It is Sunday, your company has left, and exhaustion from the preparation of Thanksgiving dinner and Black Friday shopping has set in…and you have Sunday dinner to get on the table for your family. What do you do?
Pull out that leftover turkey for a full-proof meal your family will not forget! This post-Thanksgiving meal has become a tradition that our family cannot wait to gobble up (pun intended).
Ah-mazing Moms on their Healing Cancer Journey can easily assemble this scrumptious meal Quickly. Simply. Affordably. What are you waiting for?
Turkey-Wild Rice Casserole for the Crock-Pot
- 6 slices of bacon, cut into 1/2 inch pieces (On your healing cancer journey you should not eat store-bought pork. Try turkey bacon for this recipe. Or, better yet, use grass-fed pork. I buy my grass-fed pork bacon from Patchwork Farms).
- 1 lb. turkey breast, cut into 3/4 inch pieces
- 1 medium carrot (I like to throw in a few handfuls of organic baby carrots to save time).
- 1 medium stalk celery, chopped 1/2 cup (Try to use organic celery as non-organic celery is heavily sprayed w/chemicals).

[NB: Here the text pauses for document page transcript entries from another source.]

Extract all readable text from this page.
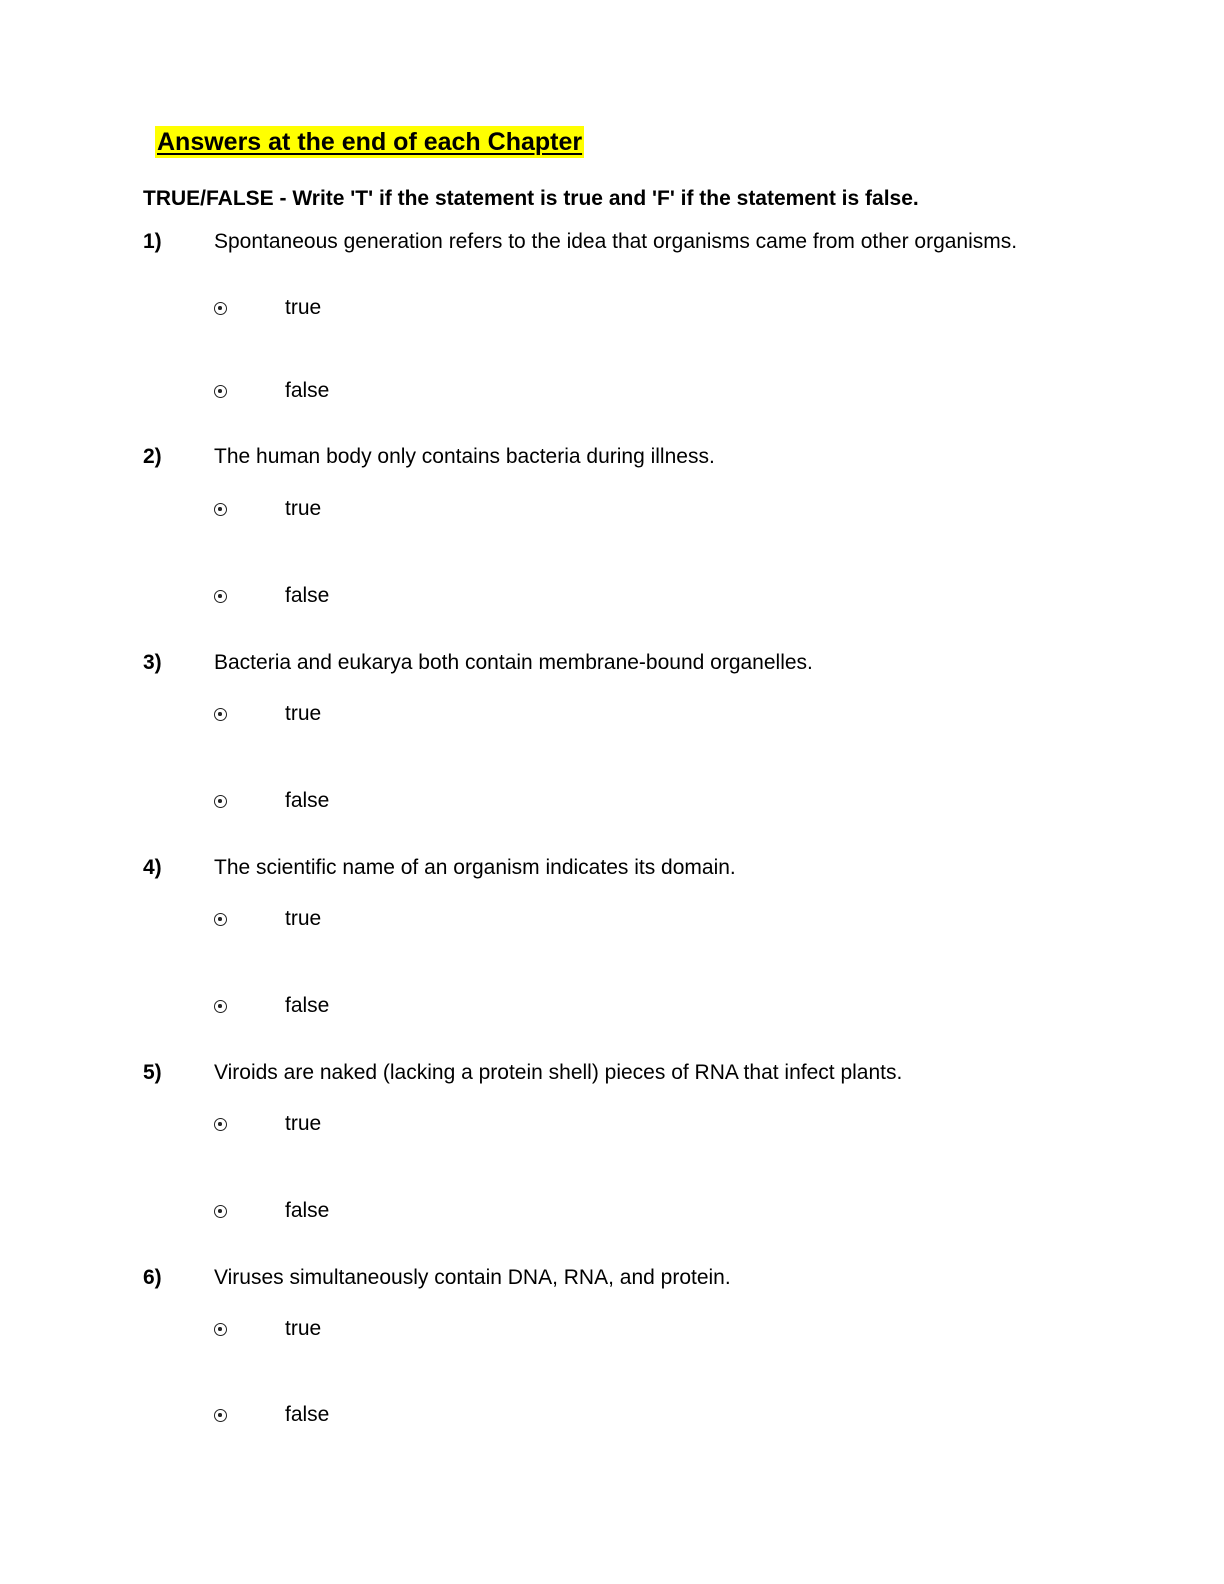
Answers at the end of each Chapter
TRUE/FALSE - Write 'T' if the statement is true and 'F' if the statement is false.
1) Spontaneous generation refers to the idea that organisms came from other organisms.
true
false
2) The human body only contains bacteria during illness.
true
false
3) Bacteria and eukarya both contain membrane-bound organelles.
true
false
4) The scientific name of an organism indicates its domain.
true
false
5) Viroids are naked (lacking a protein shell) pieces of RNA that infect plants.
true
false
6) Viruses simultaneously contain DNA, RNA, and protein.
true
false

- 1 medium onion, sliced 1/2 cup.
- 2 cans chicken broth (You may use vegetable broth if you are not eating animal products).
- 1 can cream of chicken soup (Substitute a cup of broth if you do not eat creamed soups).
- 1/4 tsp.of dried marjoram leaves.
- 1/8 tsp. pepper.
- 1 1/4 cups of cooked wild rice.
- Cook bacon until crisp. Stir in turkey, onion, carrot, celery. Drain.
- Beat 1 can of broth and the soup using wire whisk.
- Stir in remaining can of broth, wild rice, marjoram, pepper.
- Stir in turkey and wild rice mixtures.
- Cover and cook on high heat for 30 minutes in Crock-Pot.
- Reduce heat to low setting.
- Cook for 6-7 hours on low.
FYI: 1 serving= 320 calories, Fat 8 grams, Protein 29 grams
Affirm: I lovingly prepare healthy, nutritious meals for my family and me.